Largely exposed through the found-footage medium, The Borderlands succeeds in its amalgamation of clever paranormal scrutiny and some of the creepiest church scenes in horror history. Playing with atypical religious characters; Gray’s overbearing dry humour; and intent to prove rationality, it allows us to follow a modern day sceptical pursuit into the unknown. Familiar to the concept of Eli Roth’s The Last Exorcism, it’s the believers who have encountered false claims and explained the seemingly supernatural only to do so again the next time round, that initially snatches our attention.
When the team reach their cottage in the middle of nowhere, the rural landscape’s uninviting The Wicker Man-esque austerity provokes an instant discomfort and an unwelcoming eeriness. The dark, sinister tone is sealed as a curious, well-contrived backstory of the church, matched with the character’s anecdotal experiences, unveils themes of satanic cultism and ancient supernatural myth, bringing much more contextual scope to the film’s provincial, small country setting.
But what is most satisfying is that, though the character’s collective situation – the investigation – is intriguing, it’s the individual problems of Deacon and the unnerving mystery surrounding Father Crellick that really keeps you guessing. The slow progression of the blossoming friendship and harnessing respect between Deacon and Gray also provides a tangible feel to their nightmare.
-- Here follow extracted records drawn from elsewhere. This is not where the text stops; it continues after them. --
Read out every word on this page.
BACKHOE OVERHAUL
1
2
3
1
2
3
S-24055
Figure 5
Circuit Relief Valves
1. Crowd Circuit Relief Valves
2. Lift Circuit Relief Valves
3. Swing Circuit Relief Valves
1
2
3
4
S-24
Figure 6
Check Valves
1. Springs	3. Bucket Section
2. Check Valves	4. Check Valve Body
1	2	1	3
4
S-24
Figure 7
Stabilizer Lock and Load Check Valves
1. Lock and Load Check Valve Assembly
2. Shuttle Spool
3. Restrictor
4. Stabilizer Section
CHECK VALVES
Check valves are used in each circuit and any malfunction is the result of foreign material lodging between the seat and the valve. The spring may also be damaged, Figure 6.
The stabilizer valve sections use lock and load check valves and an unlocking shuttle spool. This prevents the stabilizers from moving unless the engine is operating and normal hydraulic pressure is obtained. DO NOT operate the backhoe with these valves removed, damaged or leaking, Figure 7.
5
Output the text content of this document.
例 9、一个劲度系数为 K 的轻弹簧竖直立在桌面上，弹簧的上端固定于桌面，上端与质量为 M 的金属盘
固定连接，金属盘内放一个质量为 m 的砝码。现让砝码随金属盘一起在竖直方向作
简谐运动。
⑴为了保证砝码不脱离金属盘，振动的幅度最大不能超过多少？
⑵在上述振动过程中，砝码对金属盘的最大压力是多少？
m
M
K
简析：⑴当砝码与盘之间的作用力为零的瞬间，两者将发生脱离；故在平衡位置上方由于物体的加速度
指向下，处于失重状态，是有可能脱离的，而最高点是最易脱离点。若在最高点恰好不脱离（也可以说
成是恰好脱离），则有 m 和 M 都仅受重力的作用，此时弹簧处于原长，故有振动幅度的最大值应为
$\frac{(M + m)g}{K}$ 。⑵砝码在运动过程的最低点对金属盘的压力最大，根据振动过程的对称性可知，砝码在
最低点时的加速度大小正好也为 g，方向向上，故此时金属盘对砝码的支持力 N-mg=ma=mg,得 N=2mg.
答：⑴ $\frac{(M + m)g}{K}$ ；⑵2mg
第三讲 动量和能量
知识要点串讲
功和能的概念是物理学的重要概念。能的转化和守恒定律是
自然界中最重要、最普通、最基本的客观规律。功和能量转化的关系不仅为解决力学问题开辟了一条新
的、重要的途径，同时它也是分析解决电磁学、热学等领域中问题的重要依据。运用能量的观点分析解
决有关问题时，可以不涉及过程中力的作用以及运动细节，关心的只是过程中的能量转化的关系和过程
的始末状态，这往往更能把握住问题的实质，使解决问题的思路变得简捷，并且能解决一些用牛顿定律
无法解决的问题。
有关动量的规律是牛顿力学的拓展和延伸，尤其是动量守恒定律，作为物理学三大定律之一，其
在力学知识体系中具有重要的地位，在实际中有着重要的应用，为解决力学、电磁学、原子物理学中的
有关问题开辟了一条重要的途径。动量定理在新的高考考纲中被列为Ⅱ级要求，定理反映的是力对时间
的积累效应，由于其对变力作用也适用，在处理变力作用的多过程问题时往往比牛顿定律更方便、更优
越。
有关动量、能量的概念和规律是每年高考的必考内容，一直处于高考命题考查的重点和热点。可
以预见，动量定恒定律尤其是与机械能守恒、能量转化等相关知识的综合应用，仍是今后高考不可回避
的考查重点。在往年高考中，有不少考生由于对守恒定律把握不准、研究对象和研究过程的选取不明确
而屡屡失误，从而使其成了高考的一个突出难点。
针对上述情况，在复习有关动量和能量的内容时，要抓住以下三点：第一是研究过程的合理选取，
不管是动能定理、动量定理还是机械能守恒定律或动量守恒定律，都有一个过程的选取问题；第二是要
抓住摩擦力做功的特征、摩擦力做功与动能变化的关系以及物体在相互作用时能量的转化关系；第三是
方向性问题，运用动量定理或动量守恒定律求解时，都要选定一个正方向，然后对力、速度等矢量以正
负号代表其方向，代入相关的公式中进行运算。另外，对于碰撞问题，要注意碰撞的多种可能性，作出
Here, character development is given more than a mere scribble on the screenplay.
A universal fault of found-footage film is often its inability to account for hidden cameras and constant filming in times of crisis. Thankfully, Goldner’s ensures it’s fully justified and the static positioning of the cameras allow for lingering scenes of observation. As wispy crys lurk in the walls and crucifix’ fly from the altar, the audience are given the green light to watch strange occurrences met by characters’ reactions, rather than being thrown around the screen via a manic handheld camera as soon as there’s the slightest bump in the night. For once, it doesn’t feel as though you’re being guarded of the true horrors. Sights and sounds are amplified, and it’s petrifying. However, though Gray’s bold hilarity and absurd comments warrant a few early laughs, his continuous commentary when the lights go off is a little distracting when, really, silence would’ve received the biggest payoff.
Ultimately though, it’s the unspectacular end climax that lets it down. A lazy, too-soon cut-off leaves too many questions unanswered and presents an open-ended ambiguity that does little to spur a tangible explanation, even when pushing to the very limits of your imagination. A little betrayed, you can’t help but think that the clever premise has amounted to zilch.
VERDICT: A lousy ending casts a disparaging shadow on what was, up until that point, a enjoyable viewing. Nonetheless, Goldner has proven that found-footage (or in this case, forever-forgotten-footage) is not dead, and that there is something to be said for fantastic production in the subgenre.